Yeah! You know, a lot of the Kara and Brainiac 5 interactions, I watched old Hepburn/Grant screwball comedies where it was this very fast patter back and forth. That’s the fun of it. With them needling each other and her trying to figure out whether he’s a good guy or bad guy; either way, they’ve got some really good jokes [Laughs] and burns on each other. 

When I spoke to Jeff [Wamester], I mentioned how we’ve seen the destruction of Krypton from baby Superman’s perspective more times than I can count, so how much did you enjoy revisiting that from Supergirl’s point of view and putting a different spin on things? 

I loved having the chance to turn that famous scene on its head. To be able to show what I think is this touchstone of American pop culture and show people what it was really like from Supergirl’s perspective by saying to people, ‘You don’t really know what happened.’ It was really fun, and when I started coming up with the movie and outlined it, that was the first scene I had in my head and it was fully fleshed out. I was still figuring out how the plot and villain would work, but with that scene, I knew if I didn’t get to ever write anything else in this universe, I wanted to deliver that subtle undercut of what you thought you knew about Krypton blowing up. 

I loved seeing some of the lesser-known DC heroes in this film like Bouncing Boy, for example, so what was your process of picking the characters who would be spotlighted in this film? 

A lot of the characters are those I like or have an affinity for, but I did do a deep dive into the omnibuses DC had of all the Legion stories from the Golden Age right through to modern times. I took a full week of diving into every era I could to see which characters, ideas, and villains stood out to me. What were the things that grabbed my attention in the various era of Legion? Well, some of it was as simple as picking my favourite Legionnaires, and some of it was realising that various runs, like pulling Timber Wolf from one or Keith Giffen’s work, which was so good, that I remember from childhood. We had to use the Dark Circle, for example. It was a deep dive informed by my complete geekery and nerdy love [Laughs].

As well as those lesser-known characters, you’re writing scenes with characters like Batman and Superman. Does your approach change when you’re working with heroes who do bring certain expectations with them? 

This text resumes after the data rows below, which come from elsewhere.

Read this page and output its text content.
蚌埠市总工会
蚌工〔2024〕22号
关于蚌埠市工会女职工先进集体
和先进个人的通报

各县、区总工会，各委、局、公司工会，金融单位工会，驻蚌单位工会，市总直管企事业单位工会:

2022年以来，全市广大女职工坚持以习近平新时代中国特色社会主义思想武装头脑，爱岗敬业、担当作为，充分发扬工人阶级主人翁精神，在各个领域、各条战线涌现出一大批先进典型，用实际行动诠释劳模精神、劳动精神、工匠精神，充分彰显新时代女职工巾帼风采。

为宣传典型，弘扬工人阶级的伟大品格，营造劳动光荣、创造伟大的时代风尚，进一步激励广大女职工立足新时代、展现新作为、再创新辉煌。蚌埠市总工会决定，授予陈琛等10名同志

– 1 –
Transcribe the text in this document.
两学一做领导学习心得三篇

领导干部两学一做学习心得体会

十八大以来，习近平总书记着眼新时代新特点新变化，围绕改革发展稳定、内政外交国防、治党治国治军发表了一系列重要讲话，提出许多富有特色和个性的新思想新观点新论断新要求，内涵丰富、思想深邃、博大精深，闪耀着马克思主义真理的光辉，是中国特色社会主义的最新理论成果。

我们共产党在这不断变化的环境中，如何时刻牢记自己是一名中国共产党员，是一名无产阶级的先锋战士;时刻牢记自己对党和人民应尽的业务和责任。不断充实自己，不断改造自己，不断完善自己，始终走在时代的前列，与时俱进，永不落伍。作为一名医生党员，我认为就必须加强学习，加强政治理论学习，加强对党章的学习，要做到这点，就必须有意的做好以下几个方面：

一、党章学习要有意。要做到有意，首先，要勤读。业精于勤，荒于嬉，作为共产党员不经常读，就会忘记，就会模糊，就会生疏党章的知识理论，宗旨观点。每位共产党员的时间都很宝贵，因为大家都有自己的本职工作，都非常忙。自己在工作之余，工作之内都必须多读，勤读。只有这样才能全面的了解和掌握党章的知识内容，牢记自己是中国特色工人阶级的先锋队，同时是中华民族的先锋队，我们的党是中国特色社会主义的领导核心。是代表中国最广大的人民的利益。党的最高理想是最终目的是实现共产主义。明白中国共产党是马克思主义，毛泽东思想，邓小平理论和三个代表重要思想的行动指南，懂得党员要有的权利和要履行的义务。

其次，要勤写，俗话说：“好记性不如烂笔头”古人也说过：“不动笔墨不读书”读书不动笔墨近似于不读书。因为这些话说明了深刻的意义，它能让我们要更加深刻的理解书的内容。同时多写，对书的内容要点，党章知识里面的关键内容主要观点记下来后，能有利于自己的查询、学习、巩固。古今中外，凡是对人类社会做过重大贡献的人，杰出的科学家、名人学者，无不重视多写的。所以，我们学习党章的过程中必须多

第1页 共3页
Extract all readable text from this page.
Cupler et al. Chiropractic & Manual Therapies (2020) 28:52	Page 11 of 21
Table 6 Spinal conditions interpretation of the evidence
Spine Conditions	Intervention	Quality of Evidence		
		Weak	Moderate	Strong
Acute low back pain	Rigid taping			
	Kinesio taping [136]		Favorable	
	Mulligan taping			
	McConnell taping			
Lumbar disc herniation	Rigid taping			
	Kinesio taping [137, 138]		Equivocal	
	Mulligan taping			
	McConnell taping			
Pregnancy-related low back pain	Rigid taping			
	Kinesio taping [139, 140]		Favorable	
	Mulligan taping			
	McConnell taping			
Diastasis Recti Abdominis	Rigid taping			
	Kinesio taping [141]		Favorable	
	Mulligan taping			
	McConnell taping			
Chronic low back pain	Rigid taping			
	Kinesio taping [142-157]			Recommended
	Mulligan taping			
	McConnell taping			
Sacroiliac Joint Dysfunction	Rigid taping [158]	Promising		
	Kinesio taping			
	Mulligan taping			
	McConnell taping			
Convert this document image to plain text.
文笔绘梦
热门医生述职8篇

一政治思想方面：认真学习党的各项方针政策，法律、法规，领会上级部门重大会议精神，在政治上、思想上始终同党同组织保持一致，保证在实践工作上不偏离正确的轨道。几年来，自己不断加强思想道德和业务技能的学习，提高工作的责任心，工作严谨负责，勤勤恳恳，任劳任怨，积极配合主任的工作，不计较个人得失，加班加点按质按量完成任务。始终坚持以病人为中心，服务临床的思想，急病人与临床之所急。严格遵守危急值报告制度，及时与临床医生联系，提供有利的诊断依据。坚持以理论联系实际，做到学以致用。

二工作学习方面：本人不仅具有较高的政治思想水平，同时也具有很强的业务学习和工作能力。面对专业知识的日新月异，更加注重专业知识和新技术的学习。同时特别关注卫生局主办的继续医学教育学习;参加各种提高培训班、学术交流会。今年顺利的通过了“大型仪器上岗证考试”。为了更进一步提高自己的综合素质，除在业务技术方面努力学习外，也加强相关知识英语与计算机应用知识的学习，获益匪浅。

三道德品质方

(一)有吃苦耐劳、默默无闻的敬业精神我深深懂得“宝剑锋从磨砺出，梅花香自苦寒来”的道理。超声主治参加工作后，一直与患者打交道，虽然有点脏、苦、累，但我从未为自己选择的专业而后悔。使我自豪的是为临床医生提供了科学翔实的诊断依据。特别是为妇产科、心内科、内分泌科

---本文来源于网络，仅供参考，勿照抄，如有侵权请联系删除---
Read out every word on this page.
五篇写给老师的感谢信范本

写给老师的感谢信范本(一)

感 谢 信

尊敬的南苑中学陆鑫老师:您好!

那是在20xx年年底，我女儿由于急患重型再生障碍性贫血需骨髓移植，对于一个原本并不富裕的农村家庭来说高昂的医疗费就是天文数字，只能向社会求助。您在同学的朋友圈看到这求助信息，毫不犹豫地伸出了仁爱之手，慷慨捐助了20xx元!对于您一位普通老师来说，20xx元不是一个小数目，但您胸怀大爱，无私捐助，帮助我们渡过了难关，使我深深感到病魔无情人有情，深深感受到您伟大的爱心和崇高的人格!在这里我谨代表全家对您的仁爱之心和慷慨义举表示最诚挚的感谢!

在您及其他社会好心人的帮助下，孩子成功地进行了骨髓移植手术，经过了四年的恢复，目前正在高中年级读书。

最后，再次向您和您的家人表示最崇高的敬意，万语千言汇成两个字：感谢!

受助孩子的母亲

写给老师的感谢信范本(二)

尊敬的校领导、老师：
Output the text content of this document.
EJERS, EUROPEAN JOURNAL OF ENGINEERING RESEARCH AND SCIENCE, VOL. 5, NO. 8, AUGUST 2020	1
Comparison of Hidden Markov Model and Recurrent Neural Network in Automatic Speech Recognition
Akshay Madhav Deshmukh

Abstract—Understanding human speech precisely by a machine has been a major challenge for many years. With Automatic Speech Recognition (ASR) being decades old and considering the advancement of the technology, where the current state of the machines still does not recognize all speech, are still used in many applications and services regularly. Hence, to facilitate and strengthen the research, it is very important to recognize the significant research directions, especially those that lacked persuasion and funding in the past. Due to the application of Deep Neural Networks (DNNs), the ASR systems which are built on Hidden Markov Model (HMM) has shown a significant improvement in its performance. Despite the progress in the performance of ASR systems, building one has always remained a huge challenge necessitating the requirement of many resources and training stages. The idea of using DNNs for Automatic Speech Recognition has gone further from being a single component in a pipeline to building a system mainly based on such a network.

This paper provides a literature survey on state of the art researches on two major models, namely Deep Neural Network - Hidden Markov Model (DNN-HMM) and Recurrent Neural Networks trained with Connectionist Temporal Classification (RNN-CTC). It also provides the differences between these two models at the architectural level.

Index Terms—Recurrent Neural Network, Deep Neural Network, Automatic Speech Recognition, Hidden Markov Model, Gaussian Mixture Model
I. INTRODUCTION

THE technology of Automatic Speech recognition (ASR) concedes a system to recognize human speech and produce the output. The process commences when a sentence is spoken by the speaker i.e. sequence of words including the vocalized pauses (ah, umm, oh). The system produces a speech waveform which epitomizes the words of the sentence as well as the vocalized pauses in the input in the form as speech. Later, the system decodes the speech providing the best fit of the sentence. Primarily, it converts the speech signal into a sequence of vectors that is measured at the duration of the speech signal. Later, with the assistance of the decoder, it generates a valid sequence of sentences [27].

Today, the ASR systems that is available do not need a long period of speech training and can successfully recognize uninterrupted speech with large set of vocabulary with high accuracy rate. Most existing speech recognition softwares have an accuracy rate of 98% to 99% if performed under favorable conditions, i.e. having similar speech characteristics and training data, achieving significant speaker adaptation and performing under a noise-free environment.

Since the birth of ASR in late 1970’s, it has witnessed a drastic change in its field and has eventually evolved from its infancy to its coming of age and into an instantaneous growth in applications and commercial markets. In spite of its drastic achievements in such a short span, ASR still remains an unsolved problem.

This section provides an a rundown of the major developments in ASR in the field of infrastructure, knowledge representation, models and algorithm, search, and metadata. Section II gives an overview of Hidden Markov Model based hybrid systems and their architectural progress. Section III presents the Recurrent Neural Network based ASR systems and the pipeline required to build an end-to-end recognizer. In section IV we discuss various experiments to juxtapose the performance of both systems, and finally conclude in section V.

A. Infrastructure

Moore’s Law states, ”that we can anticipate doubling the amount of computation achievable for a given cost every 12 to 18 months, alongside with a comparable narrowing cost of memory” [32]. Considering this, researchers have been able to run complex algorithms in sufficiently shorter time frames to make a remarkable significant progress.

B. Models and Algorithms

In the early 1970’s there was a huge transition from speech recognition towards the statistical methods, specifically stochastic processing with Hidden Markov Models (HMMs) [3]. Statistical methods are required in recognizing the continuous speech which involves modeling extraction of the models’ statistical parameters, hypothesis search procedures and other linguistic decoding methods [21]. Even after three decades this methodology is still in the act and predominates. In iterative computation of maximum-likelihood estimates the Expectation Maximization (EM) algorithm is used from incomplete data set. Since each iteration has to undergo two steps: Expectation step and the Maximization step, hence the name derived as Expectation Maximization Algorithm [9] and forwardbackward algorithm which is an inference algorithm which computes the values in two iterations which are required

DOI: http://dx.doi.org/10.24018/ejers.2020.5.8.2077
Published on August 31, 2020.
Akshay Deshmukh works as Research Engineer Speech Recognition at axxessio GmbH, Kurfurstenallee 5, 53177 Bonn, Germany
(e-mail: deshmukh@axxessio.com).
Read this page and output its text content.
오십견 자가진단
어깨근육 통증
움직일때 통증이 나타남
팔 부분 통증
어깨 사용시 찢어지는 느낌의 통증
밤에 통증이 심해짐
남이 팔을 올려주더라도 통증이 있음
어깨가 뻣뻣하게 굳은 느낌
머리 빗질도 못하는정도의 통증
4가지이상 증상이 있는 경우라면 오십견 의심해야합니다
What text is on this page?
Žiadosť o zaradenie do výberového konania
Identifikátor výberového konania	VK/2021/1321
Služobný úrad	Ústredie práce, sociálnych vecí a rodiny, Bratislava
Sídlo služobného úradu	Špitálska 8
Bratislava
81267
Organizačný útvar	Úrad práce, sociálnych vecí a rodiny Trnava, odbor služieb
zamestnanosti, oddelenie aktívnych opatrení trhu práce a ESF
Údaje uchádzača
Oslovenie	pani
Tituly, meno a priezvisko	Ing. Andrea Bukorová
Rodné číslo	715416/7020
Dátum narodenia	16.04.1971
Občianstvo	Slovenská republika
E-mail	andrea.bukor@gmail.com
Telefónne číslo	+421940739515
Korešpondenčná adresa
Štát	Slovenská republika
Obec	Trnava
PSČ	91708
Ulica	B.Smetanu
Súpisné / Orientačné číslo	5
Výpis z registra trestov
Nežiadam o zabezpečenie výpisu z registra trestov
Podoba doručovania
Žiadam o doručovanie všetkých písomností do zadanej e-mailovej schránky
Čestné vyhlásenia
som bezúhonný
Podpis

That’s a good question. Honestly, it’s par for the course because how I approach every character is figuring out what their core is and what their conflict is. Writing that scene with Batman and Superman was so fun because Kara is the conflict, and having that back and forth was such a fun thing to write because it was so clear that they’re on different sides. Any time there’s a very real character conflict or clashing of agendas, that’s the most fun to write. So, it wasn’t really about writing Batman or Superman and that’s intimidating, it’s that I’m writing Kara’s cousin and her biggest doubter and nemesis [Laughs] and they’re arguing about her. Approaching it that way too some of the intimidation out because I knew what was the core of the characters and the scene.

The movie has an amazing cast, but who were you most excited to see bring your dialogue to life when you finally got to sit down and watch the movie? 

Oh man, Meg Donnelly did such an incredible job. She got it, from the really tragic bits right through to the sense of humour. I think her, and Harry Shum Jr., who is now just what I hear in my head when I read Brainiac 5. Those two are just absolutely phenomenal. 

There could have been a version of this movie where, like in the comics, Superman went into the future. I loved that it was Supergirl, so what did getting to put her centre stage mean to you?

For me, it was a lot of fun. It’s like that Krypton scene. As comic book fans, we know and we’ve seen Superboy and Superman in the Legion a million times. Having it be Supergirl and making it her story with her as the main character…it was so fun to write, unexpected to write, and I loved being able to take these old characters and ideas and show a brand new side of them. Supergirl did that amazingly. 

Awesome. Well, we have to wrap, but I hope to see you back for a sequel!

[Laughs] Me too!

Legion of Super-Heroes is set to be released on February 7.